How to support: Shop Zona E Home online for anything from rugs to glassware.
Shaw, Union Market
Need an excuse to buy another bottle of wine tonight? Look no further than Grand Cata, whose storefront is an ode to the wines and flavors from Latin America. With two locations, co-owners Pedro J. Rodríguez and Julio Robledo make it easy for Washingtonians to snap up classic and sustainable natural wines from Latin America as well as artisanal pantry items from the region.
How to support: Shop for wine online or visit Grand Cata in-person.
Entertainment and recreation
The Salsa with Silvia Dance Studio
This is the perfect time to let loose and get in touch with your inner dancer at The Salsa With Silvia Dance Studio, one of the best places in the city to learn the art of salsa and bachata. The four-week series gives newbies a solid base to build on, and the studio also provides ongoing classes in which to practice your newfound skills.
How to support: Book dance classes with Silvia.
Teatro De La Luna
The mission of Teatro De La Luna is to spread the knowledge of Hispanic culture throughout the DMV region with the help of live theater performances. The non-profit, co-founded by married couple Nucky Walder and Mario Marcel, has been producing plays and teaching theater workshops to adults and children since they first opened the organization back in 1991.
How to support: Make a donation to Teatro De La Luna here.
Mexican Cultural Institute
The Mexican Cultural Institute’s 16th Street mansion was designated as a DC Historic Site in 2012 with good reason -- it’s absolutely gorgeous.

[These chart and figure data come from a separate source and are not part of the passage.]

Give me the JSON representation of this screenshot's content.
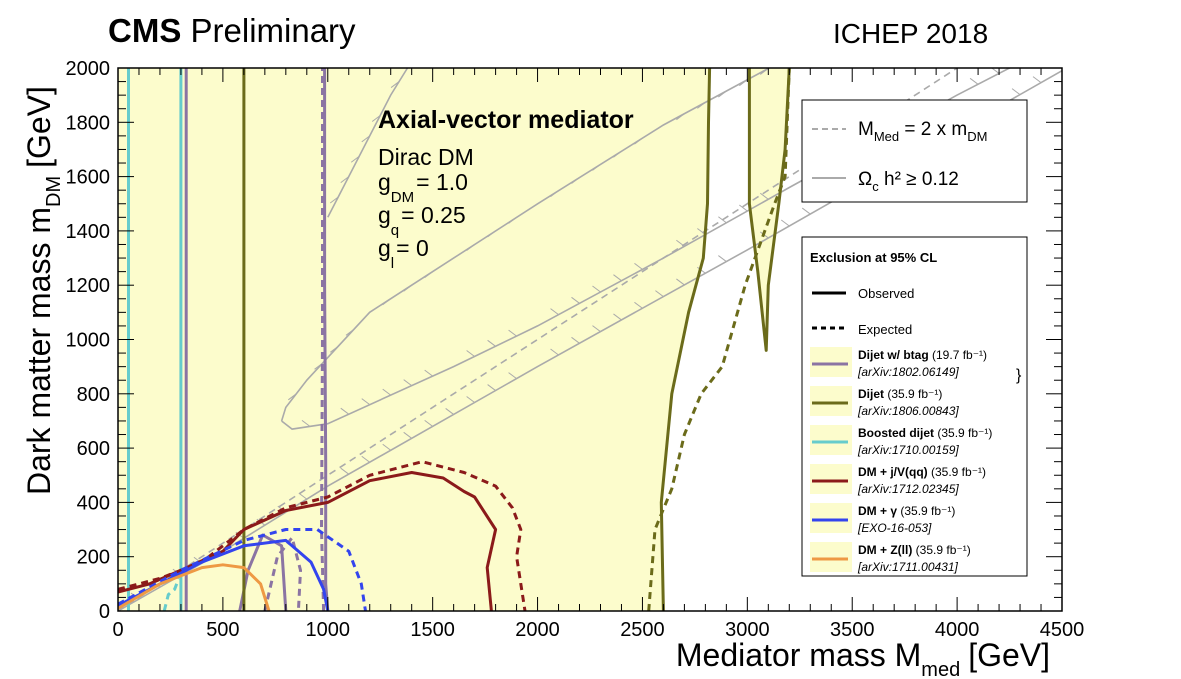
{
  "header": {
    "experiment": "CMS",
    "status": "Preliminary",
    "conference": "ICHEP 2018"
  },
  "chart_data": {
    "type": "line",
    "xlabel": "Mediator mass M",
    "xlabel_sub": "med",
    "xlabel_unit": "[GeV]",
    "ylabel": "Dark matter mass m",
    "ylabel_sub": "DM",
    "ylabel_unit": "[GeV]",
    "xlim": [
      0,
      4500
    ],
    "ylim": [
      0,
      2000
    ],
    "xticks": [
      0,
      500,
      1000,
      1500,
      2000,
      2500,
      3000,
      3500,
      4000,
      4500
    ],
    "yticks": [
      0,
      200,
      400,
      600,
      800,
      1000,
      1200,
      1400,
      1600,
      1800,
      2000
    ],
    "model": {
      "title": "Axial-vector mediator",
      "dm": "Dirac DM",
      "couplings": [
        {
          "symbol": "g",
          "sub": "DM",
          "value": "= 1.0"
        },
        {
          "symbol": "g",
          "sub": "q",
          "value": "= 0.25"
        },
        {
          "symbol": "g",
          "sub": "l",
          "value": "= 0"
        }
      ]
    },
    "reference_legend": [
      {
        "label": "M",
        "sub": "Med",
        "rest": " = 2 x m",
        "sub2": "DM",
        "style": "dashed-gray"
      },
      {
        "label": "Ω",
        "sub": "c",
        "rest": " h² ≥ 0.12",
        "style": "solid-gray"
      }
    ],
    "legend": {
      "title": "Exclusion at 95% CL",
      "observed": "Observed",
      "expected": "Expected",
      "entries": [
        {
          "name": "Dijet w/ btag",
          "lumi": "(19.7 fb⁻¹)",
          "ref": "[arXiv:1802.06149]",
          "color": "#8b74a3"
        },
        {
          "name": "Dijet",
          "lumi": "(35.9 fb⁻¹)",
          "ref": "[arXiv:1806.00843]",
          "color": "#6b6b1a"
        },
        {
          "name": "Boosted dijet",
          "lumi": "(35.9 fb⁻¹)",
          "ref": "[arXiv:1710.00159]",
          "color": "#66cccc"
        },
        {
          "name": "DM + j/V(qq)",
          "lumi": "(35.9 fb⁻¹)",
          "ref": "[arXiv:1712.02345]",
          "color": "#8b1a1a"
        },
        {
          "name": "DM + γ",
          "lumi": "(35.9 fb⁻¹)",
          "ref": "[EXO-16-053]",
          "color": "#3344ee"
        },
        {
          "name": "DM + Z(ll)",
          "lumi": "(35.9 fb⁻¹)",
          "ref": "[arXiv:1711.00431]",
          "color": "#ee9944"
        }
      ]
    },
    "fill_color": "#fcfccc",
    "excluded_regions": [
      {
        "x": [
          0,
          1000
        ],
        "y": [
          0,
          2000
        ]
      },
      {
        "x": [
          1000,
          2820
        ],
        "y": [
          0,
          2000
        ],
        "note": "bounded below by Ωh² ≥ 0.12 band"
      },
      {
        "x": [
          3010,
          3200
        ],
        "y": [
          960,
          2000
        ]
      }
    ],
    "series": [
      {
        "name": "Dijet w/ btag",
        "kind": "observed",
        "color": "#8b74a3",
        "points": [
          [
            325,
            0
          ],
          [
            325,
            2000
          ]
        ]
      },
      {
        "name": "Dijet w/ btag",
        "kind": "observed",
        "color": "#8b74a3",
        "points": [
          [
            1000,
            0
          ],
          [
            990,
            100
          ],
          [
            990,
            550
          ],
          [
            985,
            1200
          ],
          [
            985,
            2000
          ]
        ]
      },
      {
        "name": "Dijet w/ btag",
        "kind": "expected",
        "color": "#8b74a3",
        "points": [
          [
            980,
            0
          ],
          [
            970,
            300
          ],
          [
            975,
            1000
          ],
          [
            975,
            2000
          ]
        ]
      },
      {
        "name": "Dijet w/ btag",
        "kind": "observed",
        "color": "#8b74a3",
        "points": [
          [
            580,
            0
          ],
          [
            620,
            150
          ],
          [
            690,
            280
          ],
          [
            780,
            240
          ],
          [
            800,
            0
          ]
        ]
      },
      {
        "name": "Dijet w/ btag",
        "kind": "expected",
        "color": "#8b74a3",
        "points": [
          [
            700,
            0
          ],
          [
            760,
            200
          ],
          [
            830,
            270
          ],
          [
            870,
            150
          ],
          [
            860,
            0
          ]
        ]
      },
      {
        "name": "Dijet",
        "kind": "observed",
        "color": "#6b6b1a",
        "points": [
          [
            600,
            0
          ],
          [
            600,
            2000
          ]
        ]
      },
      {
        "name": "Dijet",
        "kind": "observed",
        "color": "#6b6b1a",
        "points": [
          [
            2600,
            0
          ],
          [
            2590,
            400
          ],
          [
            2640,
            800
          ],
          [
            2720,
            1100
          ],
          [
            2790,
            1300
          ],
          [
            2810,
            1500
          ],
          [
            2815,
            1800
          ],
          [
            2820,
            2000
          ]
        ]
      },
      {
        "name": "Dijet",
        "kind": "expected",
        "color": "#6b6b1a",
        "points": [
          [
            2530,
            0
          ],
          [
            2560,
            300
          ],
          [
            2640,
            450
          ],
          [
            2700,
            650
          ],
          [
            2780,
            800
          ],
          [
            2880,
            900
          ],
          [
            2990,
            1200
          ],
          [
            3130,
            1500
          ],
          [
            3180,
            1600
          ],
          [
            3200,
            2000
          ]
        ]
      },
      {
        "name": "Dijet",
        "kind": "observed",
        "color": "#6b6b1a",
        "points": [
          [
            3010,
            2000
          ],
          [
            3010,
            1500
          ],
          [
            3050,
            1250
          ],
          [
            3090,
            960
          ],
          [
            3100,
            1200
          ],
          [
            3150,
            1500
          ],
          [
            3180,
            1700
          ],
          [
            3200,
            2000
          ]
        ]
      },
      {
        "name": "Boosted dijet",
        "kind": "observed",
        "color": "#66cccc",
        "points": [
          [
            50,
            0
          ],
          [
            50,
            2000
          ]
        ]
      },
      {
        "name": "Boosted dijet",
        "kind": "observed",
        "color": "#66cccc",
        "points": [
          [
            300,
            0
          ],
          [
            300,
            2000
          ]
        ]
      },
      {
        "name": "Boosted dijet",
        "kind": "expected",
        "color": "#66cccc",
        "points": [
          [
            220,
            0
          ],
          [
            240,
            60
          ],
          [
            270,
            80
          ],
          [
            290,
            120
          ]
        ]
      },
      {
        "name": "DM + j/V(qq)",
        "kind": "observed",
        "color": "#8b1a1a",
        "points": [
          [
            0,
            70
          ],
          [
            150,
            100
          ],
          [
            300,
            150
          ],
          [
            500,
            220
          ],
          [
            600,
            300
          ],
          [
            800,
            370
          ],
          [
            1000,
            400
          ],
          [
            1200,
            480
          ],
          [
            1400,
            510
          ],
          [
            1550,
            490
          ],
          [
            1650,
            440
          ],
          [
            1700,
            420
          ],
          [
            1800,
            300
          ],
          [
            1760,
            160
          ],
          [
            1780,
            0
          ]
        ]
      },
      {
        "name": "DM + j/V(qq)",
        "kind": "expected",
        "color": "#8b1a1a",
        "points": [
          [
            0,
            80
          ],
          [
            200,
            120
          ],
          [
            400,
            180
          ],
          [
            600,
            300
          ],
          [
            800,
            380
          ],
          [
            1000,
            420
          ],
          [
            1200,
            500
          ],
          [
            1450,
            550
          ],
          [
            1650,
            510
          ],
          [
            1800,
            460
          ],
          [
            1880,
            380
          ],
          [
            1920,
            300
          ],
          [
            1900,
            200
          ],
          [
            1940,
            0
          ]
        ]
      },
      {
        "name": "DM + γ",
        "kind": "observed",
        "color": "#3344ee",
        "points": [
          [
            0,
            20
          ],
          [
            200,
            100
          ],
          [
            400,
            180
          ],
          [
            600,
            240
          ],
          [
            800,
            260
          ],
          [
            920,
            180
          ],
          [
            980,
            80
          ],
          [
            1000,
            0
          ]
        ]
      },
      {
        "name": "DM + γ",
        "kind": "expected",
        "color": "#3344ee",
        "points": [
          [
            0,
            25
          ],
          [
            300,
            150
          ],
          [
            600,
            260
          ],
          [
            800,
            300
          ],
          [
            950,
            300
          ],
          [
            1100,
            220
          ],
          [
            1160,
            100
          ],
          [
            1180,
            0
          ]
        ]
      },
      {
        "name": "DM + Z(ll)",
        "kind": "observed",
        "color": "#ee9944",
        "points": [
          [
            0,
            10
          ],
          [
            200,
            100
          ],
          [
            400,
            160
          ],
          [
            500,
            170
          ],
          [
            600,
            160
          ],
          [
            680,
            100
          ],
          [
            720,
            0
          ]
        ]
      }
    ],
    "reference_curves": {
      "mmed_2mdm": {
        "points": [
          [
            0,
            0
          ],
          [
            4500,
            2250
          ]
        ]
      },
      "relic_upper": {
        "points": [
          [
            780,
            700
          ],
          [
            800,
            750
          ],
          [
            900,
            850
          ],
          [
            1200,
            1100
          ],
          [
            1600,
            1300
          ],
          [
            2000,
            1500
          ],
          [
            2600,
            1790
          ],
          [
            3200,
            2040
          ],
          [
            4400,
            2540
          ]
        ]
      },
      "relic_lower": {
        "points": [
          [
            780,
            700
          ],
          [
            830,
            670
          ],
          [
            1000,
            690
          ],
          [
            1600,
            900
          ],
          [
            2000,
            1050
          ],
          [
            2600,
            1300
          ],
          [
            3200,
            1560
          ],
          [
            4000,
            1900
          ],
          [
            4500,
            2100
          ]
        ]
      },
      "relic_high": {
        "points": [
          [
            1000,
            1450
          ],
          [
            1300,
            1900
          ],
          [
            1380,
            2000
          ]
        ]
      },
      "relic_low": {
        "points": [
          [
            0,
            0
          ],
          [
            500,
            220
          ],
          [
            1000,
            460
          ],
          [
            2000,
            900
          ],
          [
            3000,
            1330
          ],
          [
            4000,
            1770
          ],
          [
            4500,
            1990
          ]
        ]
      }
    }
  }
}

The value of the institute goes so much deeper than just looks though, as it is committed to sharing Mexico’s vibrant cultural past and present with the local community through a wide range of programming. Though it’s currently closed to the public due to the pandemic, exclusive screenings and virtual chats are still happening online.
How to support: Check the calendar of upcoming virtual programming.
GALA Hispanic Theatre
Founded in 1976, GALA Hispanic Theatre is devoted to fostering a better understanding and appreciation amongst Washingtonians of Latino arts and culture. The theater typically presents classical and contemporary plays in Spanish and English, plus an accompanying program of dance, music, poetry, spoken word, art, and film.